Jan 15, 2015 – Weekly Capitol Update


Missouri Department of Transportation officials say that starting in 2017 road construction funding will drop to about $325 million a year, substantially less than the $485 million annually required just to maintain the 34,000-mile state highway system.

As a result, MoDOT plans focus its remaining financial resources on roughly one-fourth of the system, with the rest receiving such minimal attention that officials acknowledge those roadways will deteriorate.

MoDOT Director Dave Nichols presented the austerity plan, dubbed Missouri’s 325 System, to the Missouri Highway’s and Transportation Commission on Jan. 14. Under the plan, MoDOT will continue to fully maintain 8,000 miles of “primary” roads, including interstates and U.S. highways that connect Missouri cities. As to the remaining 26,000 miles in “supplementary” roads mostly used for local travel, work will be limited to filling potholes and plowing snow but little else.

“We won’t be able to provide the same level of service as we have in the past,” Nichols said in a news release. “This is not a course of action we want to take, but it’s one that insufficient funding forces us to take.”

In a report outlining its planned cutbacks, MoDOT said its financial problems are largely due declining revenue from state and federal fuel taxes, increased costs for construction materials and inflationary pressures. Barely mentioned, however, is that during the last decade MoDOT pushed for the legal authority sell billions of dollars in bonds to fund a short-term construction boom. As a result, MoDOT is now spending roughly $250 million a year to pay off the debt, which won’t be retired until 2029.

Missouri voters in August rejected a proposed ¾-cent transportation sales tax that would have generated an estimated $534 million a year for transportation project. The measure, Amendment 7, received just 40.8 percent of the vote. With the failure of Amendment 7, there has been little enthusiasm in the General Assembly for putting another transportation tax proposal before voters.

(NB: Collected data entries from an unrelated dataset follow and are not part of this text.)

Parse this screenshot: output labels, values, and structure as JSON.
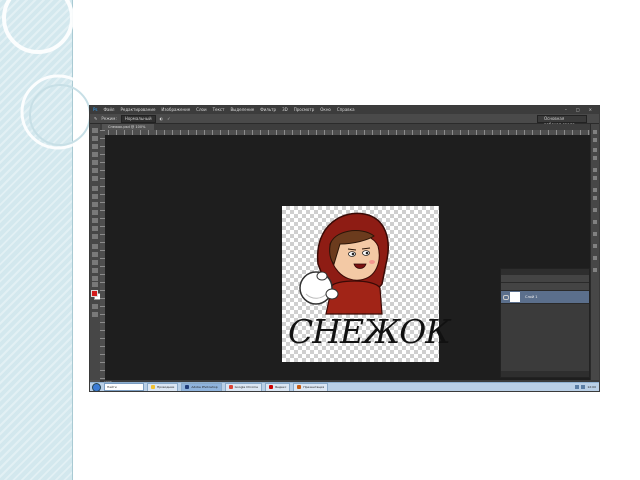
{
  "app": {
    "menu_items": [
      "Файл",
      "Редактирование",
      "Изображение",
      "Слои",
      "Текст",
      "Выделение",
      "Фильтр",
      "3D",
      "Просмотр",
      "Окно",
      "Справка"
    ],
    "options_bar": {
      "mode_label": "Режим:",
      "mode_value": "Нормальный",
      "workspace_value": "Основная рабочая среда"
    },
    "document_tab": "Снежок.psd @ 100%",
    "status_text": "100%"
  },
  "canvas": {
    "caption": "СНЕЖОК"
  },
  "layers_panel": {
    "layer_name": "Слой 1"
  },
  "taskbar": {
    "search_placeholder": "Найти",
    "buttons": [
      {
        "label": "Проводник",
        "color": "#f1c232"
      },
      {
        "label": "Adobe Photoshop",
        "color": "#1f3d7a"
      },
      {
        "label": "Google Chrome",
        "color": "#db4437"
      },
      {
        "label": "Яндекс",
        "color": "#cc0000"
      },
      {
        "label": "Презентация",
        "color": "#c55a11"
      }
    ],
    "clock": "12:00"
  },
  "colors": {
    "foreground": "#d21b1b",
    "background": "#ffffff",
    "accent": "#5b6f8c"
  }
}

The team appointed by Gov. Jay Nixon to develop a plan for keeping the St. Louis Rams from relocating back to Los Angeles announced a tentative proposal on Jan. 9 to build a 64,000-seat riverfront stadium that would cost between $860 million to $985 million. The plan calls for Rams owner Stan Kroenke and the National Football League to pay roughly half the cost, with state and local taxpayers paying the other half.

There appears to be little enthusiasm for the project, however. Days before the St. Louis plan was unveiled, Kroenke announced his intention to build a new 80,000-seat football stadium in the Los Angeles suburb of Inglewood. The Rams played in the Los Angeles area from 1946 until moving to St. Louis in 1995.

Missouri legislative leaders have said there likely isn’t much support for using public money to build a new stadium to replace the Edward Jones Dome, which is just 20 years old. State and local taxpayers are still paying a combined $24 million a year to pay off the bonds used to finance the Dome, which won’t be retired until the early 2020s.



In a trio of separate rulings, the Missouri Supreme Court on Jan. 13 rejected efforts by businesses to claim sales tax exemptions on equipment and materials used in construction. In each of the cases, the unanimous court said the sales tax exemption law in question applies only to manufacturing, not construction.

An official with the Missouri Chamber of Commerce and Industry told The Associated Press that the group will lobby the Republican-controlled General Assembly for legislation specifically applying the sales tax exemption to materials and equipment. Such legislation would effectively overrule the court’s decisions, if enacted.

The cases are Ben Hur Steel Worx v. Director of Revenue, Fred Weber Inc. v. Director of Revenue and Alberici Constructors Inc. v. Director of Revenue.



A special state convention voted 60-4 to immediately abolish slavery in Missouri 150 years ago on Jan. 11, 1865. The fate of slavery was placed in the hands of the state convention after the Missouri General Assembly proved unable to resolve with the issue.

While willing to grant slaves their freedom, however, convention delegates refused to give them equal legal rights on a vote of 38-25. Delegates also voted 58-4 against granting freedmen the right to vote.

Missouri’s abolition of slavery came nearly year before the 13th Amendment to U.S. Constitution was ratified in December 1865, finally ending slavery throughout the country.